There are some things that could be easier though. For instance, on the transcript, there’s no scroll bar for you to quickly jump to the beginning of the meeting. Instead, you have to scroll all the way up. This is a little detail that can go a long way. Nobody wants to be scrolling through an hour’s worth of conversation to get to the top, especially not on a regular basis.

Does Granola AI Have High Transcription Accuracy?

I noticed in other test calls that Granola’s transcript accuracy is quite good. Compared to other live transcription tools like Notta, Otter, and Tactiq, I found Granola’s transcription accuracy better than all of them in my testing. It still makes mistakes, but it’s not riddled with them the way Tactiq was, for example.

The other thing about transcripts is the lack of speaker names. The AI notes usually pick up on who’s who, especially in an online meeting where people join with their email addresses. In other conversations, though, the AI cannot detect speaker names, and the transcript never shows them. This can be awkward to read, especially in conversations with more than two speakers.

I also tested Granola during a Russian language lesson on Preply. It worked fine, transcribed live, and gave a good summary afterwards. I was focused on the lesson at the time, though, not the transcript. Only when looking back did I realize how broken the transcript actually was. The notes seem to make sense of it as a cohesive whole, but some of it was just gibberish.

Granola's attempt at transcribing a Russian language lesson.

I understand there are bound to be some errors, since I’m learning Russian and not speaking it 100% clearly. But a lot of this isn’t even written in Cyrillic, including something my teacher said. Because of the lack of audio, I cannot go back and review the actual speech either. I’m left with a relatively useless transcript.

That said, this is looking at the minute details. When you zoom out, the AI gets the broader picture, and the notes on the lesson were fairly cohesive.

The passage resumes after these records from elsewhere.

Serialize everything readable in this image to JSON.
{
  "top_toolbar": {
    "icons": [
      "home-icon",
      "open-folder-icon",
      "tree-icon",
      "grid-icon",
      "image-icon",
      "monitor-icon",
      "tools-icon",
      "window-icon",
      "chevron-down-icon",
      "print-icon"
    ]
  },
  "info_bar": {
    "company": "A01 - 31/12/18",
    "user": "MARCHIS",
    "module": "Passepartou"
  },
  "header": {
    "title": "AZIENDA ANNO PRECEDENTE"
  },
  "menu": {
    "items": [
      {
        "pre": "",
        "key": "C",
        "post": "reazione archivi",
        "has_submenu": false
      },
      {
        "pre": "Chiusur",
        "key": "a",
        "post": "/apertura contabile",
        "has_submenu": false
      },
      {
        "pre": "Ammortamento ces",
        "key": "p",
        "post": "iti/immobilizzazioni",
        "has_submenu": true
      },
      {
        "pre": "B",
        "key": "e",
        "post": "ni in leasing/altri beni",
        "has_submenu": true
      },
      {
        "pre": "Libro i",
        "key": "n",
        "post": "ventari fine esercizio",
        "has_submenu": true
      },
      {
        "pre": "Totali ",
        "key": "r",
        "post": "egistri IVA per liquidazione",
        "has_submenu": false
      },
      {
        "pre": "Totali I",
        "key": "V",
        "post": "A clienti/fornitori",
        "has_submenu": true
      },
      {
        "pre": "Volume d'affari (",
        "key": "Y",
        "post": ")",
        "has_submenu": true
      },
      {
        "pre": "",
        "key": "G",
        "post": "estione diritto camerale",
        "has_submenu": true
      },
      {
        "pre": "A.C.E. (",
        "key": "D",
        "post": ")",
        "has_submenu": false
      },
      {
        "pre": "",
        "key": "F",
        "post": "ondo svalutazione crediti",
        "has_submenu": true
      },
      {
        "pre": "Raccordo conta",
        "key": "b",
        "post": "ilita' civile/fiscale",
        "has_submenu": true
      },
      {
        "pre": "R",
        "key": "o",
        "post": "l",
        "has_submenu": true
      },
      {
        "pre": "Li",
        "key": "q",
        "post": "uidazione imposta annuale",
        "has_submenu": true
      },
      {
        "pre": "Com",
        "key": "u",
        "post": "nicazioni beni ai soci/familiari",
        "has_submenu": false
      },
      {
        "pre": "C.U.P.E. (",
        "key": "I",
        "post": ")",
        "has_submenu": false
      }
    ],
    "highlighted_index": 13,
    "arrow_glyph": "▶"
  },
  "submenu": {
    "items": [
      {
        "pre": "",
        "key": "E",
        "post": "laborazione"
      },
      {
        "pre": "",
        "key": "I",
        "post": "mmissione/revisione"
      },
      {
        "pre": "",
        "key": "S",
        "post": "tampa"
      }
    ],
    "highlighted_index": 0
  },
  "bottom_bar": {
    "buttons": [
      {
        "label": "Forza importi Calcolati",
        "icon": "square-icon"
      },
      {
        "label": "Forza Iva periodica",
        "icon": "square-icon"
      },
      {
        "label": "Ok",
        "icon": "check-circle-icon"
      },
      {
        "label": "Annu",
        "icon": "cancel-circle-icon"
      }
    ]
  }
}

Russian class notes in Granola.

As you can see, Granola’s AI does understand what we discussed (95% of which was spoken in Russian). It provides a simple summary of the key points, including specific tense forms and vocabulary that I was learning in that particular lesson.

How Is the Ask Granola Feature?

To take this further, I wanted to test the Ask Granola feature to see if I could get more out of my lessons.

Asking Granola about my Russian lesson

The AI is quick and straight to the point. It doesn’t add any fluff or go out of its way to help you. It’s better at identifying things than engaging in intellectual conversations about them.

This is great if you want to use it to catch you up when you zoned out of a meeting, or to identify specific things from the transcript. For me as a language learner though, in this example, I didn’t benefit from it as much as I’d hoped. I asked a few other questions before and after these and got very simple replies.

In other chats, I mostly used the Ask Granola feature to locate things from the discussion or to test its knowledge of what we discussed. It’s always quick to respond, but I did feel that the answers were lacking something.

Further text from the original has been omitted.